Corn's close in Chicago as far down as it exchange rules allowed in the last session, and indications from synthetic trades of further selling pressure, indicated a weak start to Wednesday trading.
So it occurred, with the March contract shedding a further 13.5 cents, or 3.4%, to $3.79 a bushel, by 07:40 GMT, its lowest for a month.
From Monday's high, the contract has now fallen 11% - something of bulls' nightmare.
And that's before taking into the fact the gearing effect from many have bought largely on borrowed money. And that sell stops put on to get them out of loss-making positions may have been ineffective in such a buyer-bereft market.
"Funds were estimated to have sold well in excess of 10,000 contracts on the day with those needing coverage [of short positions] being more than willing to let the market come to them," Jon Michalscheck at Benson Quinn Commodities said.
The trigger for all this selling was, of course, in the main Tuesday's US Department of Agriculture report raising its estimate of America's corn production in 2009-10, rather than lowering it by 100m bushels as analysts had expected.
The rain-delayed harvest, which has left big chunks of the crop still in the field, had been expected to have lost some yield.
However, it was not the only negative influence, with China's decision to raise the amount of money banks have to set aside in reserves denting markets on a broad basis.
The anti-inflationary move may, by putting the brakes on China's credit boom, quell not just growth - Shanghai shares were down 3.1% - but curb the country's huge appetite for commodities.
Sure, China is not (yet) a corn importer. But it is a big importer of oil, which fell a further 1.3% back below $80 a barrel. And corn is a major feedstock for alternative energy source bioethanol.
China is a large buyer of foreign soybeans, and may actually continue to be for a while, to judge by a USDA side-report on Tuesday.

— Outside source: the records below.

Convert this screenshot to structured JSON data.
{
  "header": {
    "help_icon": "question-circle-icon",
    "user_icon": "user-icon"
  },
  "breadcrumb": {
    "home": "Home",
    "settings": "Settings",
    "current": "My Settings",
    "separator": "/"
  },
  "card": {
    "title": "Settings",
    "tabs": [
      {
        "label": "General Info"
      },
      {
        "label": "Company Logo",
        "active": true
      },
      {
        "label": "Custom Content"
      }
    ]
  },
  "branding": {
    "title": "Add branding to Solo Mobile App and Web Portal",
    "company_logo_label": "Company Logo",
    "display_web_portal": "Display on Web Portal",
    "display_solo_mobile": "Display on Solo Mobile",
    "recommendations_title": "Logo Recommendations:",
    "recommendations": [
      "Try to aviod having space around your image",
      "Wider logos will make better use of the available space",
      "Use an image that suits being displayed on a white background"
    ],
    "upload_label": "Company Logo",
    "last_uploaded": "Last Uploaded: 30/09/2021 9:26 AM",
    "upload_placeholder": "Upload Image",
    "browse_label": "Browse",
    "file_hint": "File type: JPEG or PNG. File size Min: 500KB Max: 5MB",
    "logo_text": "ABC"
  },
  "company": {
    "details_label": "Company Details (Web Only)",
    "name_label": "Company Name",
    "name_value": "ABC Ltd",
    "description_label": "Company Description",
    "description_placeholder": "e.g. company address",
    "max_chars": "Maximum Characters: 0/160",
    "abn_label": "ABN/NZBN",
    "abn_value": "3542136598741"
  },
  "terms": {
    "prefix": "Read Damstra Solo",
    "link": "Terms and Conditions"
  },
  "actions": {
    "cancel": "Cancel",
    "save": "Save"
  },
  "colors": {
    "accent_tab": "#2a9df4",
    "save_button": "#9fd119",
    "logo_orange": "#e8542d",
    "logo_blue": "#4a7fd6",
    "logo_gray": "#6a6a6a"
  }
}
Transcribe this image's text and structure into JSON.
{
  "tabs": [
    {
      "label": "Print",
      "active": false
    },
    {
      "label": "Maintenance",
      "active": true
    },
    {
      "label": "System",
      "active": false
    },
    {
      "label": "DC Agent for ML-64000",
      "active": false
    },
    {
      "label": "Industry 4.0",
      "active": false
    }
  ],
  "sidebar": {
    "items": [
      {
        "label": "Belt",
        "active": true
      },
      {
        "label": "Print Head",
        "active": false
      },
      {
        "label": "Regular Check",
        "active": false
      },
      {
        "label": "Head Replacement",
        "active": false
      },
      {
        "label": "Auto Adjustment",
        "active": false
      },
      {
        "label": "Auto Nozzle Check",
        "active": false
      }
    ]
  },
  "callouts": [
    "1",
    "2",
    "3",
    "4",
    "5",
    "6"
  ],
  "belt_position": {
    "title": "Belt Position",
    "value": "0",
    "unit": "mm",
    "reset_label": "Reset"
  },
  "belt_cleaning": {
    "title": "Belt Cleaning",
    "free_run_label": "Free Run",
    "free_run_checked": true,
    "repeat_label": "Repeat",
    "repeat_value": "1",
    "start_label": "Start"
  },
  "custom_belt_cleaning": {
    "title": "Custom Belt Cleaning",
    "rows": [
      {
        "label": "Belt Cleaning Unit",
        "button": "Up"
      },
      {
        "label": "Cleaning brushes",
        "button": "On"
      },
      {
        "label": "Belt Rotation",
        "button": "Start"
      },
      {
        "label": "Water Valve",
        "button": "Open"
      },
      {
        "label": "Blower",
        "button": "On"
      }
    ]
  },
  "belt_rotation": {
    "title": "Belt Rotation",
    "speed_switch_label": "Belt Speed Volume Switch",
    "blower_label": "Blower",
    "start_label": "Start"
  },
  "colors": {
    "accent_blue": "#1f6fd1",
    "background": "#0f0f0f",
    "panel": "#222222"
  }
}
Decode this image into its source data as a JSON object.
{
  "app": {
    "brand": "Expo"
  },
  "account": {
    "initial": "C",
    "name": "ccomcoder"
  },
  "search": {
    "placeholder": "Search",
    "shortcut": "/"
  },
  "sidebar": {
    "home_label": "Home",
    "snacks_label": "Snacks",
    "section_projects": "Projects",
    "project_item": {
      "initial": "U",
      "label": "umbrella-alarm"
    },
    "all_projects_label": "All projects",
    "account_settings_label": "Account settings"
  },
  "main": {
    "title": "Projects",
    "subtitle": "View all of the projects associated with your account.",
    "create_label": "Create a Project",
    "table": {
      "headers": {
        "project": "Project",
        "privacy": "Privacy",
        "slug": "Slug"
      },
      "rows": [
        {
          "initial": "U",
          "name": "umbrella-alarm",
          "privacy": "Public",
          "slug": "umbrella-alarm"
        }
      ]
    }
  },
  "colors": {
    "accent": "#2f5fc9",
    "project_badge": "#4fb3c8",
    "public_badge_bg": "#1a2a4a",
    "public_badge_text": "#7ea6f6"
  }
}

Nonetheless, March soybeans eased 4.75 cents to $9.73 ¼ a bushel, extending to 9.4% losses since a January 4 high.
The crop has also come under pressure from the start of what looks like a promising South American harvest, which will promote competition on the export markets.
And the technical signs do not look too good either, according to Mike Mawdsley of broker Market1.
"March beans broke the trend line [on Tuesday]," he said.
If the contract falls below the November low of $9.55 a bushel "we fall back to $9.00 a bushel or lower".
"The 50-day average near $10.28 now looks about a light year away! Sell rallies," he advised.
Wheat, meanwhile, proved relatively resilient, losing a mere 3 cents to $5.32 ¾ a bushel for March delivery, and remaining well above its low in the last session.
The grain had some support from the USDA report in data showing the lowest winter wheat sowings since 1913.
Kuala Lumpur palm oil, however, played a little catch up with soy, its rival in the vegetable oil market, and set course for its fifth successive negative close.
Besides the weakness of soy, and crude – one of palm oil's uses is in biodiesel – the market is still somewhat sore from Monday's data showing a 16% jump in inventories in Malaysia, the world's second-biggest palm oil producer.
And the price of soyoil in China, a major importer of palm as well as soy, tumbled 2.5% on the Dalian exchange.
March palm oil stood down 49 ringgit at 2,507 ringgit a tonne, taking its losses since a high last week to 8.1%.